El protagonista de Novecento

Sospecho que el aguerrido campesino Olmo Dalcó, protagonista de Novecento, intentaría convencer con argumentos humanistas al sofisticado budista Bernardo Bertolucci de la permanencia de la lucha de clases. Paul, aquel huracán consumido por la soledad, el vértigo y la desesperación existencial, que agonizaba en París después de bailar su último tango, sería más drástico con la actual espiritualidad del hombre que le inventó. A lo mejor, se decidía a aplicarle en sus delicados glúteos un poco de mantequilla y le regalaba el contundente y definitivo nirvana.

Ha declarado el director de este opulento y empalagoso pastel titulado Pequeño Buda que «gracias al budismo no necesito pastillas para dormir». Me alegro de que haya encontrado tan espiritual somnífero y de su envidiable paz interior, pero sería deseable que aplicara un poco más de rigor y credibilidad a su nuevo apostolado cinematográfico si sus películas pretenden seguir admirando y conmoviendo a los espectadores que aún no hemos alcanzado su kharma.

Bertolucci intercala dos historias en este blando y lujoso panfleto. La primera haría morir de envidia a la imaginación de un guionista de Estrenos TV. Cuenta el entrañable hallazgo por parte de unos angelicales monjes tibetanos de una criaturita norteamericana en la que suponen se ha reencarnado uno de sus más trascendentes lamas. El descubrimiento y la conversión a los infinitos dones del budismo no sólo alcanza al predispuesto niño y a su humana mamá sino que también toca con su varita mágica al escéptico papá, ingeniero materialista y angustiado por el suicidio de su estafador jefe y amigo. La segunda podrían haberla concebido a medias entre el Walt Disney más insoportablemente relamido y el patético Spielberg de Hook. 

Narra la melosas andanzas del príncipe Sidharta, aquel principito al que su padre intentó inútilmente proteger de las tinieblas del mundo exterior y que decidió prescindir de todas las cosas materiales para encontrar a Dios.
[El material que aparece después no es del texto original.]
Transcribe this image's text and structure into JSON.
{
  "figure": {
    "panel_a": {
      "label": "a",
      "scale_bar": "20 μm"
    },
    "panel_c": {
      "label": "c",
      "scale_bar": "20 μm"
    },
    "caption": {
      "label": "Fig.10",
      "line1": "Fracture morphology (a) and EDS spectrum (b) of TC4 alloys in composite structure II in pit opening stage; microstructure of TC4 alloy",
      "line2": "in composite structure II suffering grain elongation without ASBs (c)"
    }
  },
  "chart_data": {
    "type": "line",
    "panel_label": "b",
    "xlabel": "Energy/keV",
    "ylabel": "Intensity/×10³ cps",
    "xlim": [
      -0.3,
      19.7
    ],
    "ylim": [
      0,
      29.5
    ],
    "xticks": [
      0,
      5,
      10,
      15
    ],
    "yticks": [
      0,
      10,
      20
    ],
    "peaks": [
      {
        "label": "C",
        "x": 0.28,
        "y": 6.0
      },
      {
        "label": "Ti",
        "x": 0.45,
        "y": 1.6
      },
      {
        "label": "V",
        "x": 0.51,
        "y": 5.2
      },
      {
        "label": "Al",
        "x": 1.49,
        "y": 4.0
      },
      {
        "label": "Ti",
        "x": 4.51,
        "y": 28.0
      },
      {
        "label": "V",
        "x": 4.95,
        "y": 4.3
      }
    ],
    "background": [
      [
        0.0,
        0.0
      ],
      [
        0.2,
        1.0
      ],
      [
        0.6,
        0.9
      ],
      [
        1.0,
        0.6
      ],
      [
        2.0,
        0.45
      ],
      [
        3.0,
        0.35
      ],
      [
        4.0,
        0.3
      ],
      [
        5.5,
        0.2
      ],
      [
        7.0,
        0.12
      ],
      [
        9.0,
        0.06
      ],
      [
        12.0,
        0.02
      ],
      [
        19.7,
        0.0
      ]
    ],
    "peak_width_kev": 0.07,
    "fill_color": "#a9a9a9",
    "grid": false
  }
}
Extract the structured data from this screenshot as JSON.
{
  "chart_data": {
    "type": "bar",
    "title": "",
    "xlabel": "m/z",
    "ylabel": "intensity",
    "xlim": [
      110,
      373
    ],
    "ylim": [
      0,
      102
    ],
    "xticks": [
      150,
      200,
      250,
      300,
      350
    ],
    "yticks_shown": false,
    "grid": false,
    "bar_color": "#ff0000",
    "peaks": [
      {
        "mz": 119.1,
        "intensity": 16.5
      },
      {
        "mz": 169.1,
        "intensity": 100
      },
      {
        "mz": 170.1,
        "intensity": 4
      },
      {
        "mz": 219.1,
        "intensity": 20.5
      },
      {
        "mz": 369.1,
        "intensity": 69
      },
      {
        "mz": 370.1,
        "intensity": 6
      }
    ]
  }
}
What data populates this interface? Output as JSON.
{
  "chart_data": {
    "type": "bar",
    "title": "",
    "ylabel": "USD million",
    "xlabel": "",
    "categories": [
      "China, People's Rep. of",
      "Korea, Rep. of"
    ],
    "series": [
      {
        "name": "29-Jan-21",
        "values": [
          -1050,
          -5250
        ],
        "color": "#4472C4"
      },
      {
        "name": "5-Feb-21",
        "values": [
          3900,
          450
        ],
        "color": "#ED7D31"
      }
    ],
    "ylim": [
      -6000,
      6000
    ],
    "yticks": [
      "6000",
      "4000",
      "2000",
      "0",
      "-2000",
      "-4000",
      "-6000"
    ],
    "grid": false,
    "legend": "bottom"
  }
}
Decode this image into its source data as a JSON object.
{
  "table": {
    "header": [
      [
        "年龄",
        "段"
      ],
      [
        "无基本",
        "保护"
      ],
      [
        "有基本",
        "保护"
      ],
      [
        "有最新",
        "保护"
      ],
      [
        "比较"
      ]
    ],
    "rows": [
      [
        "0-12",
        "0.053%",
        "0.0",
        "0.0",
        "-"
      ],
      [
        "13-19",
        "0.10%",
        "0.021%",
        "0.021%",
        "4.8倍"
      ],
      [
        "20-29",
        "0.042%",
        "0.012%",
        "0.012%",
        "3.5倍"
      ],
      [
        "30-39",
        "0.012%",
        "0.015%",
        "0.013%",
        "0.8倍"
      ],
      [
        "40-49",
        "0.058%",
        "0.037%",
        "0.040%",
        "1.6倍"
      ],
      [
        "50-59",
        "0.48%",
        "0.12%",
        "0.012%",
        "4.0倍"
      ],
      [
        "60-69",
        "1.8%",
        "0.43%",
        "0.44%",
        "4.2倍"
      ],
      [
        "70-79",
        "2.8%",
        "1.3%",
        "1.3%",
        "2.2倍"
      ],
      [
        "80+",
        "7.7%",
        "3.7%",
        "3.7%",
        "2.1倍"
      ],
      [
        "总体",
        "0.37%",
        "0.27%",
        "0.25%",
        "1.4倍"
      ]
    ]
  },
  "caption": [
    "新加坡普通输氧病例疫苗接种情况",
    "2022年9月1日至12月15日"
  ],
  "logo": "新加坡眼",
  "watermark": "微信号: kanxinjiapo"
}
Como biografía de santo y apoteosis del milagro es bastante previsible aunque reconozco que queda muy bonito lo de los árboles doblándose a su paso y la monstruosa cobra transformándose en paraguas contra la lluvia.

Esta oda a los sentimientos místicos y salvadores (la nueva moda va a ser larga y prolífica, también extenuante para los que detestamos las modas) está primorosamente realizada, con el deslumbrante diseño visual que caracteriza a este poderoso director. Se notan los millones de dólares invertidos en sastrería, decoración, extras exóticos y localizaciones. Se notan los desvelos de los guionistas, del extraordinario fotógrafo Vittorio Storaro y del lírico músico Ryuichi Sakamoto por convencernos de la belleza que rodea a su pedagógica fábula. Es una lástima que este «look» tan cuidado no logre transmitir ninguna emoción pasajera o duradera. Lo más preocupante es que el director de este aparatoso circo de naderías esté convencido del mensaje moral que pretende vender. Estoy dispuesto a creerme cualquier idea en una película a condición de que me sepan engañar, de que me fascinen, pero Pequeño Buda sólo me provoca desinterés y una ligera somnolencia.